Ensuite Soleymàn appelle son domestique et : « As-tu fini, lui dit-il, de me préparer à manger ? — Oui, c’est prêt, répond le domestique. — Qu’est-ce que tu as ? — Quatre-vingts casseroles et marmites. — Apporte-les moi l’une après l’autre. » Le domestique se met en devoir d’obéir. Le plus que Soleymàn prit de chacune fut trois bouchées. » Enfin notre glouton s’essuie les mains et s’étale sur son tapis. On se mit alors à dresser les tables basses et on permit aux gens de réfectionner. Soleymàn s’attabla encore avec eux ; il mangea, il ne recula et ne faillit devant aucun mets.

Voilà une renommée et une puissance stomacales et digérantes difficiles à égaler. Où en serait-on avec plusieurs convives de ce calibre !

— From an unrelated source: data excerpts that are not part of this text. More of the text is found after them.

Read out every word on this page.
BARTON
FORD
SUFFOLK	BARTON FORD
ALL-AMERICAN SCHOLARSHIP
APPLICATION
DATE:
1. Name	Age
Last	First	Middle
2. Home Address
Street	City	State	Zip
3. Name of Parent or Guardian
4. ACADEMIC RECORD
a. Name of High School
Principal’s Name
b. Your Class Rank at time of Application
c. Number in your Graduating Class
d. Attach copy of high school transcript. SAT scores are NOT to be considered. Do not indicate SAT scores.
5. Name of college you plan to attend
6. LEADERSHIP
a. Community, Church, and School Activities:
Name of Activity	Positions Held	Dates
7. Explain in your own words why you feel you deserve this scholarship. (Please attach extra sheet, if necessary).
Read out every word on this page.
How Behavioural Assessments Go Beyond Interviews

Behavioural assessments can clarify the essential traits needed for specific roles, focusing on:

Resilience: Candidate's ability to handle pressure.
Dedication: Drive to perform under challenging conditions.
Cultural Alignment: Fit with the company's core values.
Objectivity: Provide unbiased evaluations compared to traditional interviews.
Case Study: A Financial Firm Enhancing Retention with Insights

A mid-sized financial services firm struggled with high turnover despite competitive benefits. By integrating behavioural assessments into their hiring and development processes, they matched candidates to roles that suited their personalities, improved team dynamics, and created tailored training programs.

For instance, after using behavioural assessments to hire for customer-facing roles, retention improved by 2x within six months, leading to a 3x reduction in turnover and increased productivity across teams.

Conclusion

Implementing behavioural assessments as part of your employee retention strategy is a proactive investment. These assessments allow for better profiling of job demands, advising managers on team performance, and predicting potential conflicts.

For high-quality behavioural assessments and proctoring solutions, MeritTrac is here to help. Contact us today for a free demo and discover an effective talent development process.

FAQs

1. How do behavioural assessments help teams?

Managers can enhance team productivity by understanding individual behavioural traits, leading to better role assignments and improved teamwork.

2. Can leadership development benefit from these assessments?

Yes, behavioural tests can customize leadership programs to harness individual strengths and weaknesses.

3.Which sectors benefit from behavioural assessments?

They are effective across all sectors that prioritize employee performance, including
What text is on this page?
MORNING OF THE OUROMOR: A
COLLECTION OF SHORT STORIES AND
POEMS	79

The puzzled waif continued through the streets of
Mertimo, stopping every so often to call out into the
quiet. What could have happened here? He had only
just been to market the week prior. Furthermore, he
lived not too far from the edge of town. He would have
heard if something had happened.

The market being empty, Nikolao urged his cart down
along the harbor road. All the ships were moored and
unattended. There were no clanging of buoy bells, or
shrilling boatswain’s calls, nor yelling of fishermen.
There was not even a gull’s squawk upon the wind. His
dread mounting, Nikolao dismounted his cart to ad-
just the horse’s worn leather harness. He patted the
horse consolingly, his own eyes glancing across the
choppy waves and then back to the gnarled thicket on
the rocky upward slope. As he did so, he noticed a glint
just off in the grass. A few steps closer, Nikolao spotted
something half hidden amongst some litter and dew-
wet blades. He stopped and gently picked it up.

Il y avait bien encore la question des vins chez les Arabes païens. Ils buvaient très largement ; et cette gloire antique de la gentilité s’est répétée à toute outrance, malgré les prohibitions et les vitupérations de la loi, parmi les kalifes du dernier tiers du premier siècle de rhégire. Les noms des vins, leurs qualités et leurs spécifications vécurent malgré la réforme religieuse ; il n’y avait eu qu’un moment de sommeil. C’étaient les Arabes du vieux temps, les robustes buveurs de l’antiquité qui avaient consacré les noms spéciaux des vins : le limpide, ou pur et sans fraude ; le khandaris ou khandaroùs, ou vieux vin ; le chaud, ou spiritueux ; le renforcé ou l’enfutaillé, qui avait longtemps été conservé en futaille, qui animait vivement son buveur ; le karkaf, ou qui fait trembler, c’est-à-dire qui, par un usage prolongé, fait trembler son adorateur, lui donne le delirum tremem potaturum ; le repos, le bienfaisant, celui qui donne calme et bonheur ç son buveur, qui le charme par l’attrait d’un fumet délicieux, lui procure le bien-être et la force ; le vieux, le vieilli, lorsque gardé longtemps, il s’est dépouillé de sa vigueur irritante ; le kawoueh ou l’irritant, celui qui enlève l’appétit quand on l’a bu ; le soulâf ou premier suc, le vin vierge, celui qu’on préparait sans moyen mécanique, sans presser à la main ou fouler aux pieds, celui qui était le suc exprimé de soi-même du raisin en masse ; le recuit, le vernis, qui était le vin réduit à un tiers par l’ébullition ; le koulfah ou clairet ; et puis le blanchet. Je ne parlerai pas des piquettes et boissons, tels le vin de dattes, le vin de raisins secs ou de miel, le djiah ou vin d’orge.

Mais laissons les détails de la vie matérielle, la science domestique de la ménagère. Aussi bien, il nous faut nous approcher plus vite vers notre but.